No, the 2014 State Budget amendment to item 28.1 TGIS cannot be applied retroactively to prior tax periods such as 2012. Portuguese tax law adheres to the fundamental principle of non-retroactivity of tax legislation enshrined in the Constitution and CPPT article 12, which prohibits retroactive application of tax norms unless expressly stated and constitutionally permissible. The 2014 amendment, which broadened the scope of taxable properties under item 28.1, became effective only from January 1, 2014, forward. Any attempt to apply the expanded definition to the 2012 tax period would violate taxpayers' legitimate expectations and constitutional protections against retroactive taxation. The applicable law for the 2012 assessment is Law 55-A/2012 in its original form, which clearly limited the tax to properties with residential allocation, excluding construction land from the tax base.

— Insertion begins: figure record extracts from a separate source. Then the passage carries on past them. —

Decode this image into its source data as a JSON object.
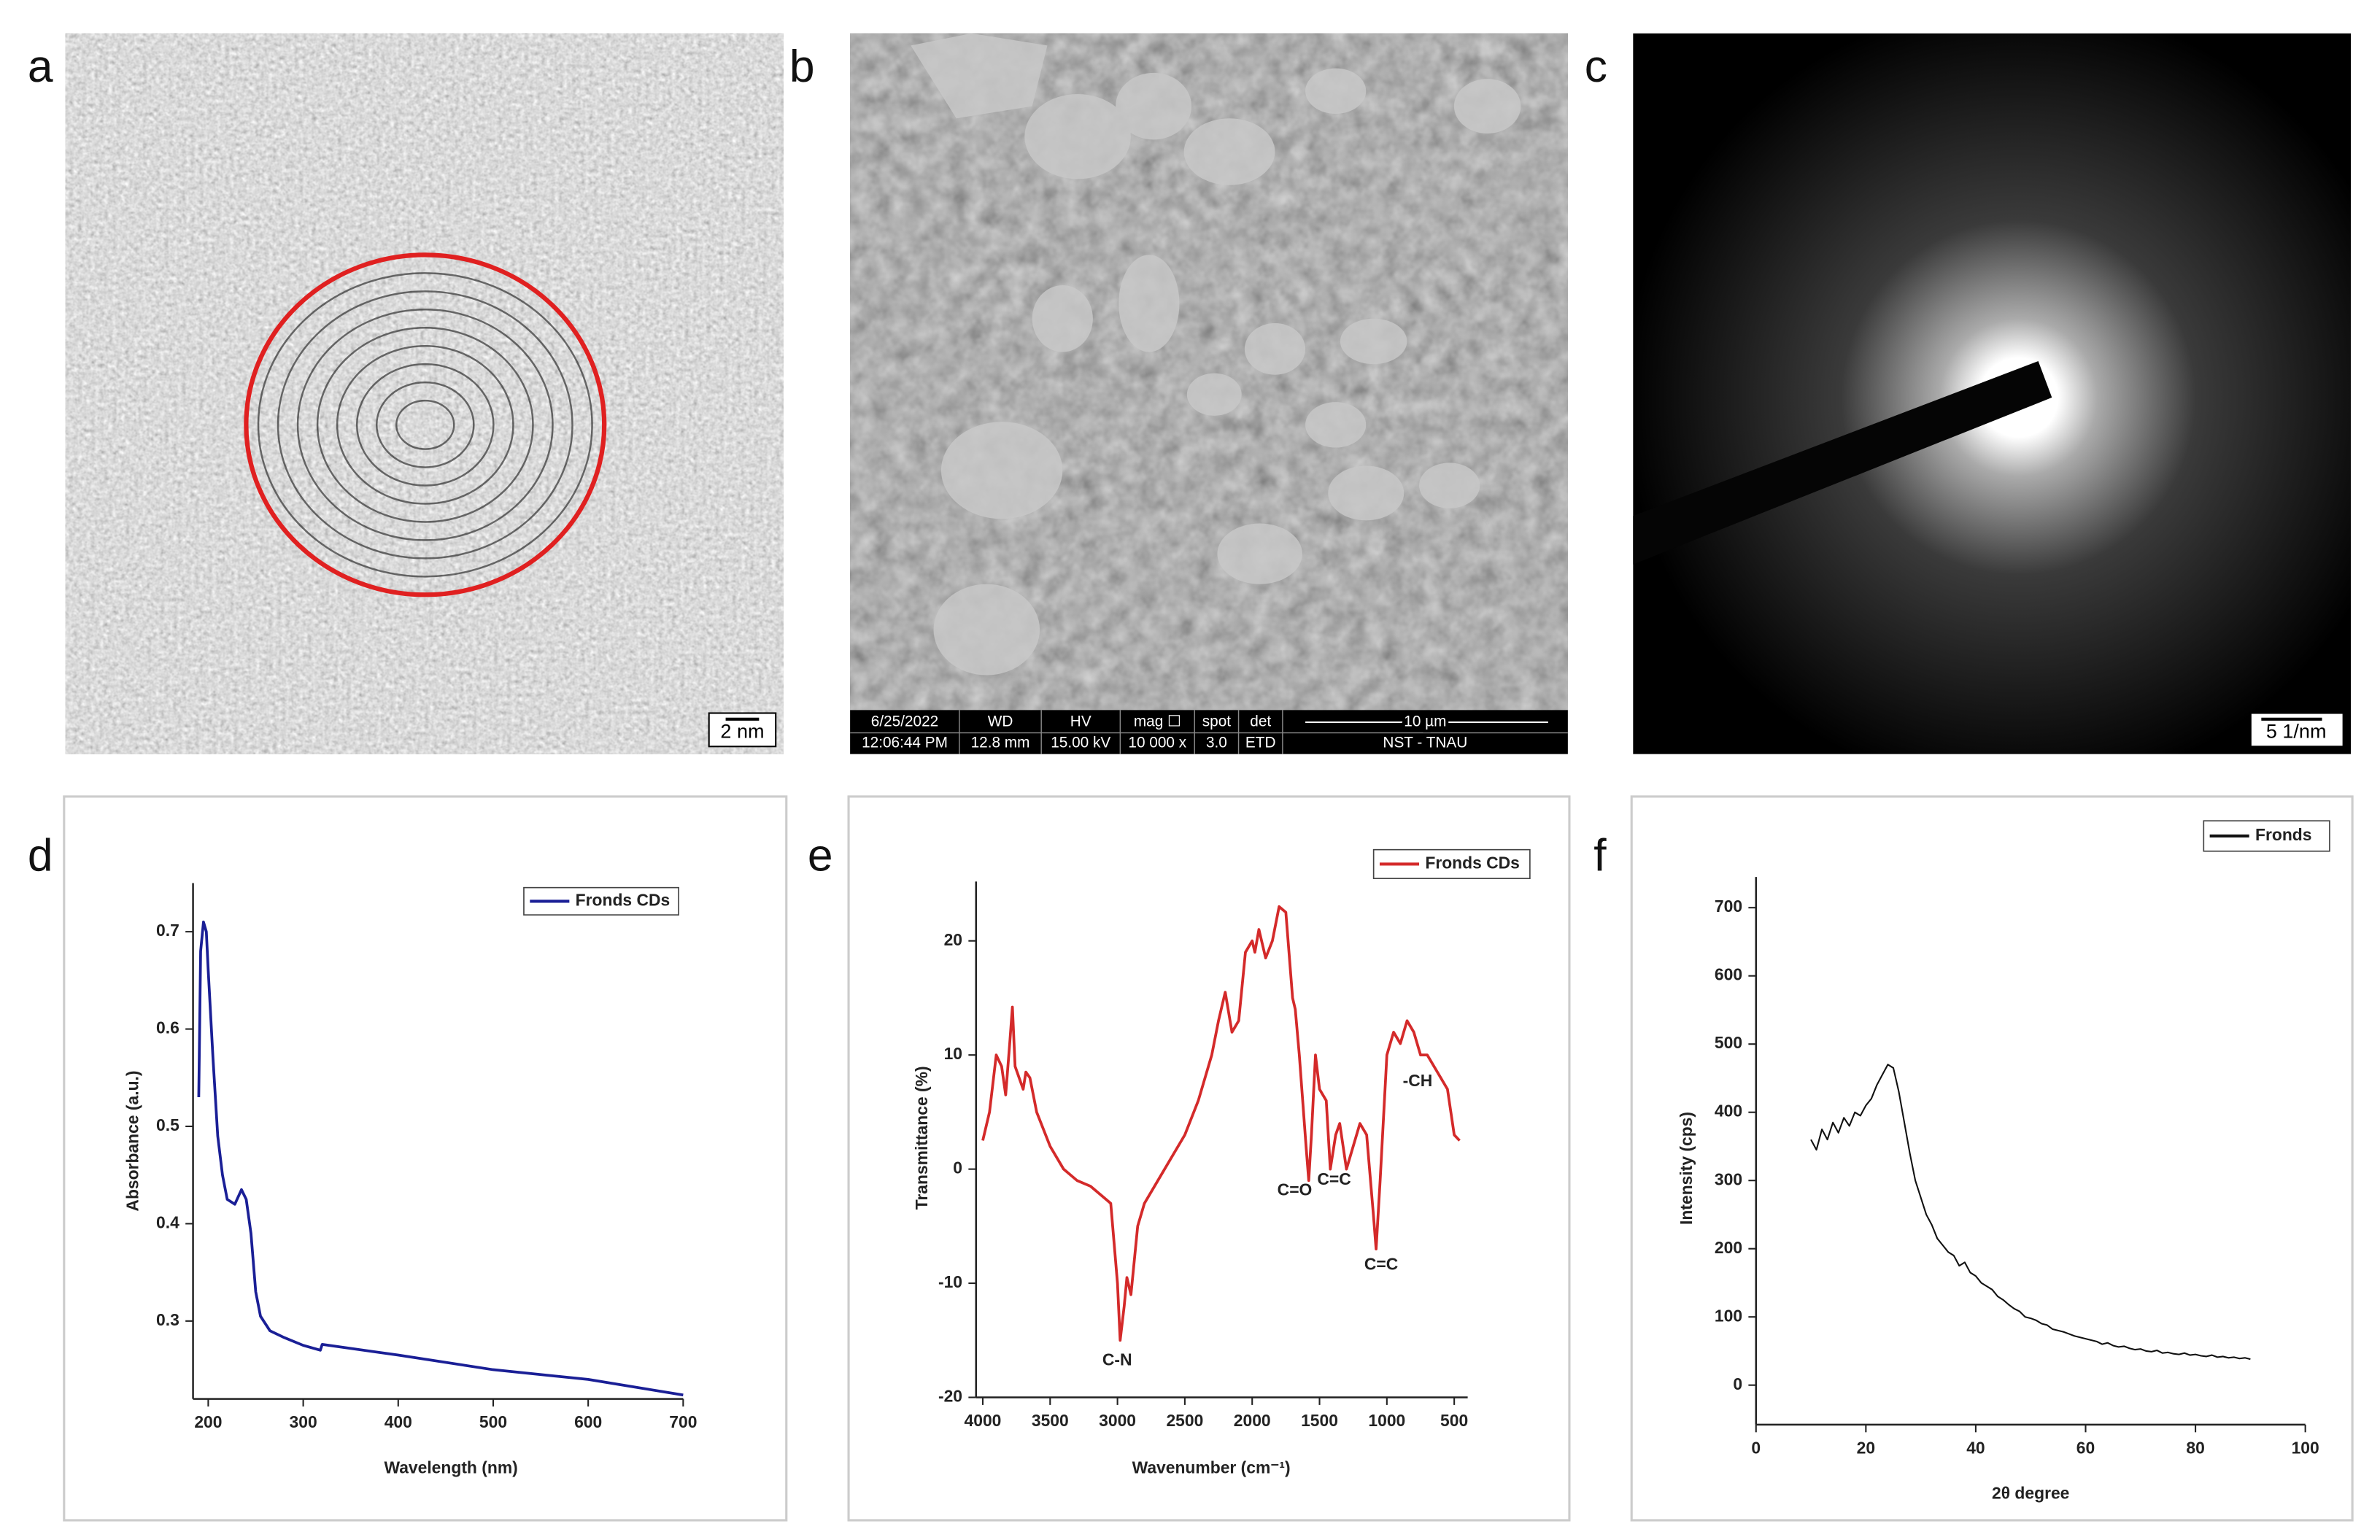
{
  "panel_labels": [
    "a",
    "b",
    "c",
    "d",
    "e",
    "f"
  ],
  "images": {
    "a": {
      "scale_bar": "2 nm"
    },
    "b": {
      "info_bar": {
        "rows": [
          [
            "6/25/2022",
            "WD",
            "HV",
            "mag ☐",
            "spot",
            "det",
            "10 µm"
          ],
          [
            "12:06:44 PM",
            "12.8 mm",
            "15.00 kV",
            "10 000 x",
            "3.0",
            "ETD",
            "NST - TNAU"
          ]
        ]
      }
    },
    "c": {
      "scale_bar": "5 1/nm"
    }
  },
  "chart_data": [
    {
      "type": "line",
      "xlabel": "Wavelength (nm)",
      "ylabel": "Absorbance (a.u.)",
      "xlim": [
        184,
        700
      ],
      "ylim": [
        0.22,
        0.75
      ],
      "xticks": [
        200,
        300,
        400,
        500,
        600,
        700
      ],
      "yticks": [
        0.3,
        0.4,
        0.5,
        0.6,
        0.7
      ],
      "x": [
        190,
        192,
        195,
        198,
        200,
        205,
        210,
        215,
        220,
        228,
        235,
        240,
        245,
        250,
        255,
        265,
        280,
        300,
        318,
        320,
        400,
        500,
        600,
        700
      ],
      "series": [
        {
          "name": "Fronds CDs",
          "color": "#1a1f96",
          "values": [
            0.53,
            0.68,
            0.71,
            0.7,
            0.66,
            0.57,
            0.49,
            0.45,
            0.425,
            0.42,
            0.435,
            0.425,
            0.39,
            0.33,
            0.305,
            0.29,
            0.283,
            0.275,
            0.27,
            0.276,
            0.265,
            0.25,
            0.24,
            0.224
          ]
        }
      ]
    },
    {
      "type": "line",
      "xlabel": "Wavenumber (cm⁻¹)",
      "ylabel": "Transmittance (%)",
      "xlim": [
        4050,
        400
      ],
      "ylim": [
        -20,
        25.2
      ],
      "xticks": [
        4000,
        3500,
        3000,
        2500,
        2000,
        1500,
        1000,
        500
      ],
      "yticks": [
        -20,
        -10,
        0,
        10,
        20
      ],
      "x": [
        4000,
        3950,
        3900,
        3860,
        3830,
        3800,
        3780,
        3760,
        3730,
        3700,
        3680,
        3650,
        3600,
        3500,
        3400,
        3300,
        3200,
        3100,
        3050,
        3000,
        2980,
        2950,
        2930,
        2900,
        2850,
        2800,
        2700,
        2600,
        2500,
        2400,
        2300,
        2250,
        2200,
        2150,
        2100,
        2050,
        2000,
        1980,
        1950,
        1900,
        1850,
        1800,
        1750,
        1700,
        1680,
        1650,
        1600,
        1580,
        1560,
        1530,
        1500,
        1450,
        1420,
        1380,
        1350,
        1300,
        1250,
        1200,
        1150,
        1100,
        1080,
        1050,
        1000,
        950,
        900,
        850,
        800,
        750,
        700,
        650,
        600,
        550,
        500,
        460
      ],
      "series": [
        {
          "name": "Fronds CDs",
          "color": "#d42a2a",
          "values": [
            2.5,
            5,
            10,
            9,
            6.5,
            11,
            14.2,
            9,
            8,
            7,
            8.5,
            8,
            5,
            2,
            0,
            -1,
            -1.5,
            -2.5,
            -3,
            -10,
            -15,
            -12,
            -9.5,
            -11,
            -5,
            -3,
            -1,
            1,
            3,
            6,
            10,
            13,
            15.5,
            12,
            13,
            19,
            20,
            19,
            21,
            18.5,
            20,
            23,
            22.5,
            15,
            14,
            10,
            2,
            -1,
            3,
            10,
            7,
            6,
            0,
            3,
            4,
            0,
            2,
            4,
            3,
            -4,
            -7,
            -1,
            10,
            12,
            11,
            13,
            12,
            10,
            10,
            9,
            8,
            7,
            3,
            2.5
          ]
        }
      ],
      "annotations": [
        "C-N",
        "C=O",
        "C=C",
        "C=C",
        "-CH"
      ]
    },
    {
      "type": "line",
      "xlabel": "2θ degree",
      "ylabel": "Intensity (cps)",
      "xlim": [
        0,
        100
      ],
      "ylim": [
        -58,
        745
      ],
      "xticks": [
        0,
        20,
        40,
        60,
        80,
        100
      ],
      "yticks": [
        0,
        100,
        200,
        300,
        400,
        500,
        600,
        700
      ],
      "x": [
        10,
        11,
        12,
        13,
        14,
        15,
        16,
        17,
        18,
        19,
        20,
        21,
        22,
        23,
        24,
        25,
        26,
        27,
        28,
        29,
        30,
        31,
        32,
        33,
        34,
        35,
        36,
        37,
        38,
        39,
        40,
        41,
        42,
        43,
        44,
        45,
        46,
        47,
        48,
        49,
        50,
        51,
        52,
        53,
        54,
        55,
        56,
        57,
        58,
        59,
        60,
        61,
        62,
        63,
        64,
        65,
        66,
        67,
        68,
        69,
        70,
        71,
        72,
        73,
        74,
        75,
        76,
        77,
        78,
        79,
        80,
        81,
        82,
        83,
        84,
        85,
        86,
        87,
        88,
        89,
        90
      ],
      "series": [
        {
          "name": "Fronds",
          "color": "#111111",
          "values": [
            360,
            345,
            375,
            360,
            385,
            370,
            392,
            380,
            400,
            395,
            410,
            420,
            440,
            455,
            470,
            465,
            430,
            385,
            340,
            300,
            275,
            250,
            235,
            215,
            205,
            195,
            190,
            175,
            180,
            165,
            160,
            150,
            145,
            140,
            130,
            125,
            118,
            112,
            108,
            100,
            98,
            95,
            90,
            88,
            82,
            80,
            78,
            75,
            72,
            70,
            68,
            66,
            64,
            60,
            62,
            58,
            56,
            57,
            54,
            52,
            53,
            50,
            49,
            51,
            47,
            48,
            46,
            45,
            47,
            44,
            45,
            43,
            42,
            44,
            41,
            42,
            40,
            41,
            39,
            40,
            38
          ]
        }
      ]
    }
  ]
}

What is the CAAD tax arbitration procedure for challenging Stamp Tax assessments on construction land?
The CAAD tax arbitration procedure for challenging Stamp Tax assessments on construction land follows the framework established by Decree-Law 10/2011 (RJAT). The taxpayer must file a request for establishment of an arbitral tribunal within the legal deadline, typically after exhausting administrative remedies such as hierarchical appeal. Upon acceptance by the CAAD President, the Tax and Customs Authority is notified and the Ethics Council appoints an arbitrator for singular tribunals. The arbitral tribunal is constituted once the arbitrator accepts and notifies parties. The defendant files a response, and parties may waive the oral hearing under article 18 RJAT if mutually agreed. The tribunal analyzes facts, legal arguments, and applicable law, issuing a binding arbitral decision. Taxpayers must pay arbitration fees. The procedure offers an alternative to judicial courts, providing specialized tax dispute resolution with enforceable decisions on issues including whether construction land qualifies as residential property under item 28.1 TGIS.
What legal grounds support the annulment of Stamp Tax liquidations on terrenos para construção under Portuguese law?

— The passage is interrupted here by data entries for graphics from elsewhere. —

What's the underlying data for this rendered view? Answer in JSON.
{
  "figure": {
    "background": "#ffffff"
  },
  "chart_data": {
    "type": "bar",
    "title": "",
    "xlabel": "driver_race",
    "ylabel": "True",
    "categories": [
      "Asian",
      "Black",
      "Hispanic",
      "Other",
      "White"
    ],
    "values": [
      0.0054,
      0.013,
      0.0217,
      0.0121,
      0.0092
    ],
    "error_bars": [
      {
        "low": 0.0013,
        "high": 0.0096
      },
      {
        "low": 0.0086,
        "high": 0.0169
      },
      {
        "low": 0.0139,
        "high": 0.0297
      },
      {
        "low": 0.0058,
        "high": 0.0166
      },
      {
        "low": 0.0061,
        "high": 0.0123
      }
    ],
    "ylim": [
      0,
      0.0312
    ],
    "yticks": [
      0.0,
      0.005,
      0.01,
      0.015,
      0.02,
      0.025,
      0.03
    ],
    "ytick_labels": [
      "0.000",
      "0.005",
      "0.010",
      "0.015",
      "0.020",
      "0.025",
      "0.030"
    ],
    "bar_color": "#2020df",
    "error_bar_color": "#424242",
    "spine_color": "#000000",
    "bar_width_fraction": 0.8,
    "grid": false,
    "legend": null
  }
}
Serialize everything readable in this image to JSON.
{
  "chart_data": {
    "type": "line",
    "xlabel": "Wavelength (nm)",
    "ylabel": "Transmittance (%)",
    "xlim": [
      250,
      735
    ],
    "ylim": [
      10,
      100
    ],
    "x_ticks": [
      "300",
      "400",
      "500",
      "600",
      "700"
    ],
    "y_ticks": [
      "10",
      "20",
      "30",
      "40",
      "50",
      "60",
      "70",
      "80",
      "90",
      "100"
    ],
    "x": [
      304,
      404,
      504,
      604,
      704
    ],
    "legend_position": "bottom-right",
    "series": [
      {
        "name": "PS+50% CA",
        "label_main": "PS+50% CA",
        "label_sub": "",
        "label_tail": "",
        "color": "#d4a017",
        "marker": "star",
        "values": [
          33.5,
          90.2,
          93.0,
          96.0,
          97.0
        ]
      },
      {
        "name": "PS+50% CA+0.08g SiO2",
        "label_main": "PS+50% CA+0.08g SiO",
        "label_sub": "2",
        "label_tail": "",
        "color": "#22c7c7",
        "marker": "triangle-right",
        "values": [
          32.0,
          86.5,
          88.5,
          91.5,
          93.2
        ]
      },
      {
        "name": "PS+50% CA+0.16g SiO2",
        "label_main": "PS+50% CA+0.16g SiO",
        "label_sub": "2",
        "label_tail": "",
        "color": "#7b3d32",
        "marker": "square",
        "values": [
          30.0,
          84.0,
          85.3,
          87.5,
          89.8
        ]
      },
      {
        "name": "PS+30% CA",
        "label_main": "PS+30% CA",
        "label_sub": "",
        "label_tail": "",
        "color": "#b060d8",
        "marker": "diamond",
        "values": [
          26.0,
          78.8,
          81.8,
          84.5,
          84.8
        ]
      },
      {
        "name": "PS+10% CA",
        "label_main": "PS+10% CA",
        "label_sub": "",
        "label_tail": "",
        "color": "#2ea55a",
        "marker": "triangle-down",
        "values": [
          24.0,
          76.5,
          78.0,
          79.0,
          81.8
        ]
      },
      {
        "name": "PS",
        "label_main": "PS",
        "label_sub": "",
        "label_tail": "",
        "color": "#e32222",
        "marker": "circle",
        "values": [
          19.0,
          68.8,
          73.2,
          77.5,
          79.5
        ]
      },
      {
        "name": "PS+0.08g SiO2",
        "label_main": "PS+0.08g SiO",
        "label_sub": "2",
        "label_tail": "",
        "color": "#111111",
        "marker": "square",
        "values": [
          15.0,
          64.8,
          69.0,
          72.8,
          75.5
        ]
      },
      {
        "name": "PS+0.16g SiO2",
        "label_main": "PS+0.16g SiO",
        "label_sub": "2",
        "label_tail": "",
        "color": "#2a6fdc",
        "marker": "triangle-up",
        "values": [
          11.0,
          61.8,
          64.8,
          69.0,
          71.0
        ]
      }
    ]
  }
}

Legal grounds supporting annulment of Stamp Tax liquidations on terrenos para construção include: (1) violation of CPPT article 99(a) due to incorrect legal classification of the taxable property; (2) improper interpretation of 'property with residential allocation' under item 28.1 TGIS, which requires actual residential structures or use, not mere construction potential; (3) misapplication of CIMI property classification rules, where construction land must be classified according to its current state, not speculative future development; (4) violation of the principle of legality in taxation, as extending item 28.1 to undeveloped land exceeds the statutory language and legislative intent; (5) violation of non-retroactivity principles if authorities attempt to apply post-2014 amendments to earlier periods; and (6) extensive CAAD jurisprudence establishing that construction land falls outside item 28.1's scope. These grounds collectively demonstrate that Stamp Tax assessments on undeveloped construction land under the original item 28.1 TGIS constitute illegal taxation without proper legal basis, warranting annulment and cancellation of collection notices.